QUALITY

One definition of health care quality specifies that “the purpose of the healthcare system must be to continuously reduce the impact of illness, injury and disability and to improve the health and functioning of the people of the United States.” Quality is frequently described as having three dimensions: quality of input resources (certification and/or education of providers); quality of the process of services delivery (the use of appropriate procedures for a given condition); and quality of outcome of service use (actual improvement in condition or reduction of harmful effects).

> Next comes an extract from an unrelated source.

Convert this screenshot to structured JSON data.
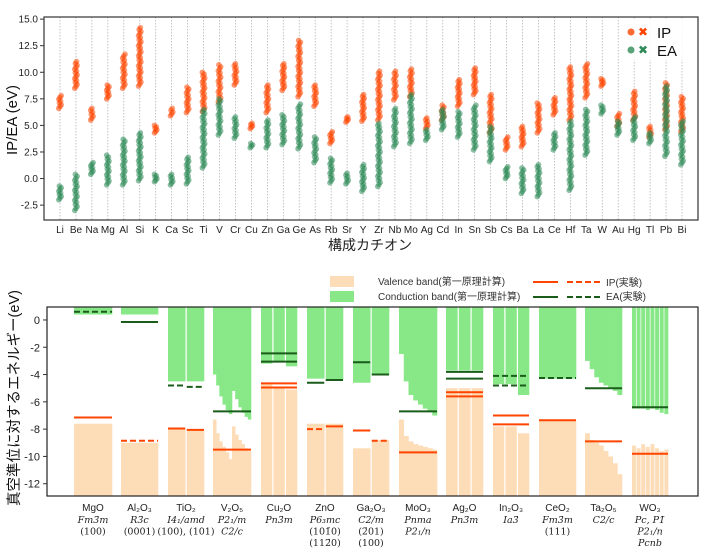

A large body of research documenting serious problems due to poorly developed systems of care has led to an emphasis on quality in healthcare policy. Evidence of quality problems include:

  • high rates of avoidable errors resulting in disability or premature death;
  • underutilization of services causing needless complications, higher costs and loss productivity for millions of Americans;
  • overuse of services, causing unnecessary, costly services that impose risks to patients; and finally,
the wide pattern of variation of healthcare practices suggesting that healthcare, for the most part, is not delivered with an evidence base. 1

It is easy to see how systematic efforts to improve quality lead to increases in costs, at least initially. As costs rise, employers struggle to afford health insurance for their employees. As these rising health costs eat into employer profit margins, the benefits drop, co pays are increased (costs shifted directly to consumers) or workers are laid off. Therefore as a general rule, as health care costs increase, access to health care decreases.

1 Evidence-based healthcare is the conscientious, explicit and judicious use of current best evidence in making decisions about the care of individual patients. This approach must balance the best external evidence with the desires of the patient and the clinical expertise of healthcare providers (AcademyHealth, 2002).